The plate fell into the hands of the prize agents. After much difficulty and considerable delay, Captain Jones succeeded in purchasing it, though at a price above its real value. He then returned it to Lord Selkirk, himself defraying all the expenses of transportation. Lord Selkirk, in acknowledging its receipt, from London, under date of August, 1789, wrote:

“Notwithstanding all the precautions you took for the easy and uninterrupted conveyance of the plate, yet it met with considerable delays, first at Calais, next at Dover, then at London. However, it at last arrived at Dumfries. I intended to have put an article in the newspapers about your having returned it. But before I was informed of its being arrived, some of your friends, I suppose, had put it into the Dumfries newspaper, whence it was immediately copied into the Edinburgh papers, and thence into the London ones. Since that time I have mentioned it to many people of fashion.

“And on all occasions, both now and formerly, I have done you the justice to tell that you made an offer of returning the plate very soon after your return to Brest; and although you yourself was not at my house, but remained at the shore with your boat, that you had your officers and men in such extraordinary good discipline, that your having given them the strictest orders to behave well, to do no injury of any kind, to make no search, but only to bring off what plate was given them; that in reality they did exactly as ordered, and that not one man offered to stir from his post on the outside of the house, nor entered the doors, nor said an uncivil word; that the two officers staid not a quarter of an hour in the parlor and in the butler’s pantry, while the butler got the plate together, behaved politely, and asked for nothing but the plate, and instantly marched their men off, in regular order, and that both officers and men behaved in all respects so well that it would have done credit to the best disciplined troops whatever.”

The style of Captain Jones’s letter has been found fault with. But in literary excellence it is certainly above that of the English lord. One of the London papers said of him:

“Paul Jones is about thirty-six years of age, of a middling stature, well proportioned, with an agreeable countenance. His conversation shows him to be a man of talents, and that he has a liberal education. His letters, in foreign gazettes, show that he can fight with the pen as well as with the sword.”

In the letter which Captain Jones sent to Lord Selkirk upon the return of the plate, he wrote:

“The long delay that has happened to the restoration of your plate, has given me much concern, and I now feel a proportionate pleasure in fulfilling what was my first intention. My motive for landing at your estate in Scotland was to take you, as a hostage for the lives and liberties of a number of the citizens of America, who had been taken in war on the ocean and committed to British prisons, under an act of Parliament, as traitors, pirates, and felons. You observed to Mr. Alexander that my idea was a mistaken one, because you were not, as I had supposed, in favor with the British ministry, who knew that you favored the cause of liberty.
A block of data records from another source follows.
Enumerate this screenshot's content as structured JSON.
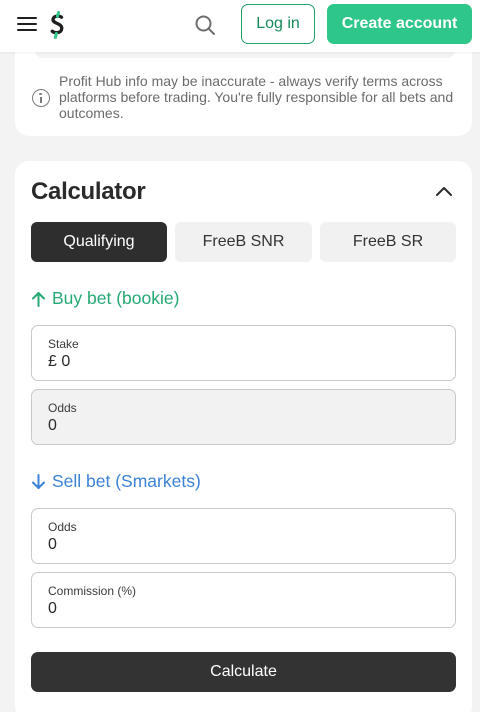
{
  "colors": {
    "brand_green": "#2fc68a",
    "buy_green": "#25a873",
    "sell_blue": "#3c82d6",
    "dark": "#2e2e2e"
  },
  "header": {
    "menu_icon": "hamburger-icon",
    "logo": "profit-hub-logo",
    "search_icon": "search-icon",
    "login_label": "Log in",
    "create_label": "Create account"
  },
  "info": {
    "icon": "info-icon",
    "text": "Profit Hub info may be inaccurate - always verify terms across platforms before trading. You're fully responsible for all bets and outcomes."
  },
  "calculator": {
    "title": "Calculator",
    "collapse_icon": "chevron-up-icon",
    "tabs": [
      {
        "label": "Qualifying",
        "active": true
      },
      {
        "label": "FreeB SNR",
        "active": false
      },
      {
        "label": "FreeB SR",
        "active": false
      }
    ],
    "buy": {
      "heading": "Buy bet (bookie)",
      "icon": "arrow-up-icon",
      "stake_label": "Stake",
      "stake_value": "£ 0",
      "odds_label": "Odds",
      "odds_value": "0"
    },
    "sell": {
      "heading": "Sell bet (Smarkets)",
      "icon": "arrow-down-icon",
      "odds_label": "Odds",
      "odds_value": "0",
      "commission_label": "Commission (%)",
      "commission_value": "0"
    },
    "calculate_label": "Calculate"
  }
}
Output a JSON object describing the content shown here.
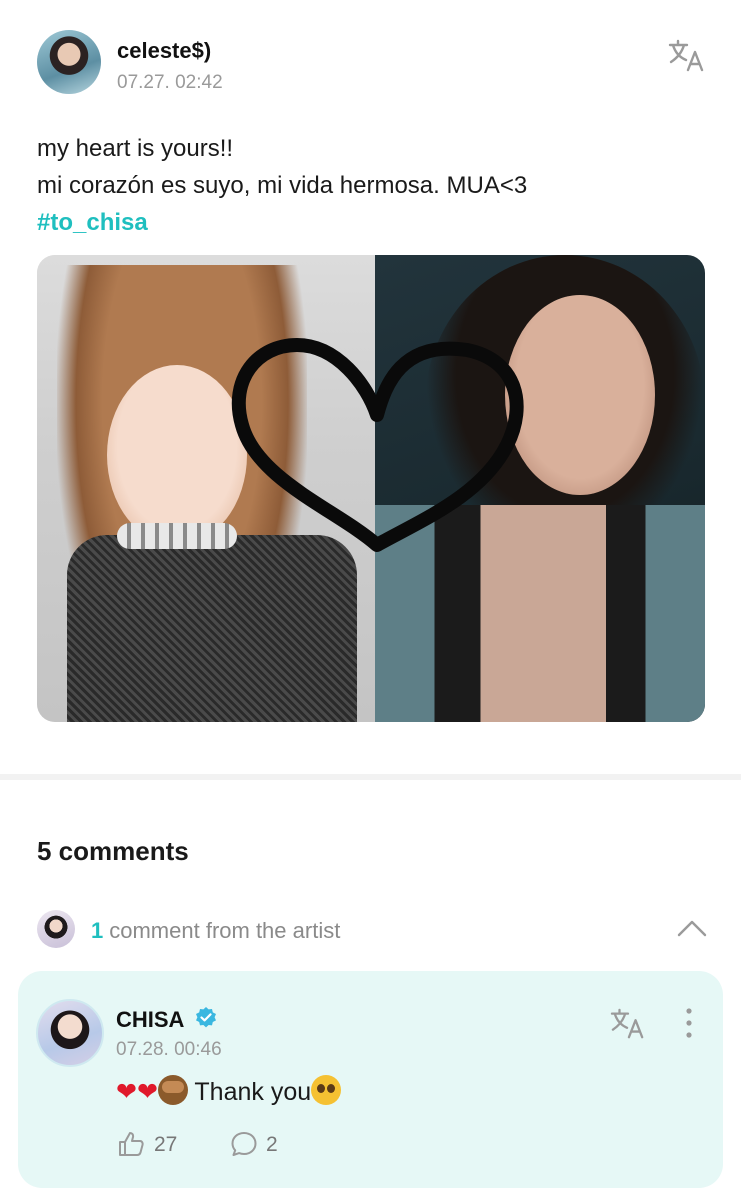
{
  "post": {
    "author": "celeste$)",
    "timestamp": "07.27. 02:42",
    "lines": [
      "my heart is yours!!",
      "mi corazón es suyo, mi vida hermosa. MUA<3"
    ],
    "hashtag": "#to_chisa"
  },
  "comments_header": {
    "count_label": "5 comments",
    "artist_count": "1",
    "artist_label": "comment from the artist"
  },
  "artist_comment": {
    "name": "CHISA",
    "timestamp": "07.28. 00:46",
    "text": "Thank you",
    "likes": "27",
    "replies": "2"
  },
  "icons": {
    "translate": "translate-icon",
    "chevron": "chevron-up-icon",
    "verified": "verified-badge-icon",
    "more": "more-vertical-icon",
    "like": "like-icon",
    "reply": "reply-icon"
  },
  "colors": {
    "accent": "#1fbfbf",
    "comment_card_bg": "#e6f8f6",
    "muted_text": "#9a9a9a",
    "verified": "#3ab7e0"
  }
}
On that account, I am glad that you were absent from your estate when I landed there, as I bore no personal enmity, but the contrary, toward you. I afterward had the happiness to redeem my fellow-citizens from Britain, by means far more glorious than through the medium of any single hostage.

“As I have endeavored to serve the cause of liberty, through every stage of the American Revolution, and have sacrificed to it my private ease, a part of my fortune, and some of my blood, I could have no selfish motive in permitting my people to demand and carry off your plate. My sole inducement was to turn their attention and stop their rage from breaking out and retaliating on your house and effects the too wanton burnings and desolation that had been committed against their relations and fellow-citizens in America, by the British; of which, I assure you, you would have felt the severe consequences, had I not fallen on an expedient to prevent it, and hurried my people away before they had time for further reflection.”

We must now return from this episode to the continuance of Captain Jones’s cruise. In his letter to Lady Selkirk, he alludes to a naval battle with the ship Drake. After the descent upon Mary’s Island, Captain Jones again stood across the Channel from the Scottish to the Irish shore. On the morning of the 24th, he arrived off the Bay of Carrickfergus, and would again have entered, to make an attack upon the Drake, had he not seen that that ship was spreading her sails to come out. The wind was very light and the progress of the British ship slow. The captain of the Drake had heard of the ravages of the Ranger, for the appalling tidings had spread far and wide, and he was coming out in search of her. Seeing this vessel in the distance, a boat was sent out from the Drake to reconnoitre. Captain Jones kept the ship’s stern directly toward the approaching boat, and so succeeded in disguising his true character that though the boat’s crew carefully scrutinized him with a spy-glass, they were completely deceived, and, hailing the vessel, came alongside. As soon as the officer stepped upon the quarter-deck, he found, to his great surprise, himself a prisoner and his boat captured.

Captain Jones learned, from his captives, that the night before an express had reached the Drake, with tidings of the destruction of the shipping at Whitehaven; and the Drake had immediately increased its crew by a large number of volunteers, and was now pressing forward in pursuit of the Ranger. Alarm fires were also seen on the eminences on both sides of the Channel, their columns of smoke rising high into the air. It was evident that the achievements of the bold little Ranger had created a great commotion, rousing all England to a sense of danger, for no one knew upon what point her next blows might fall.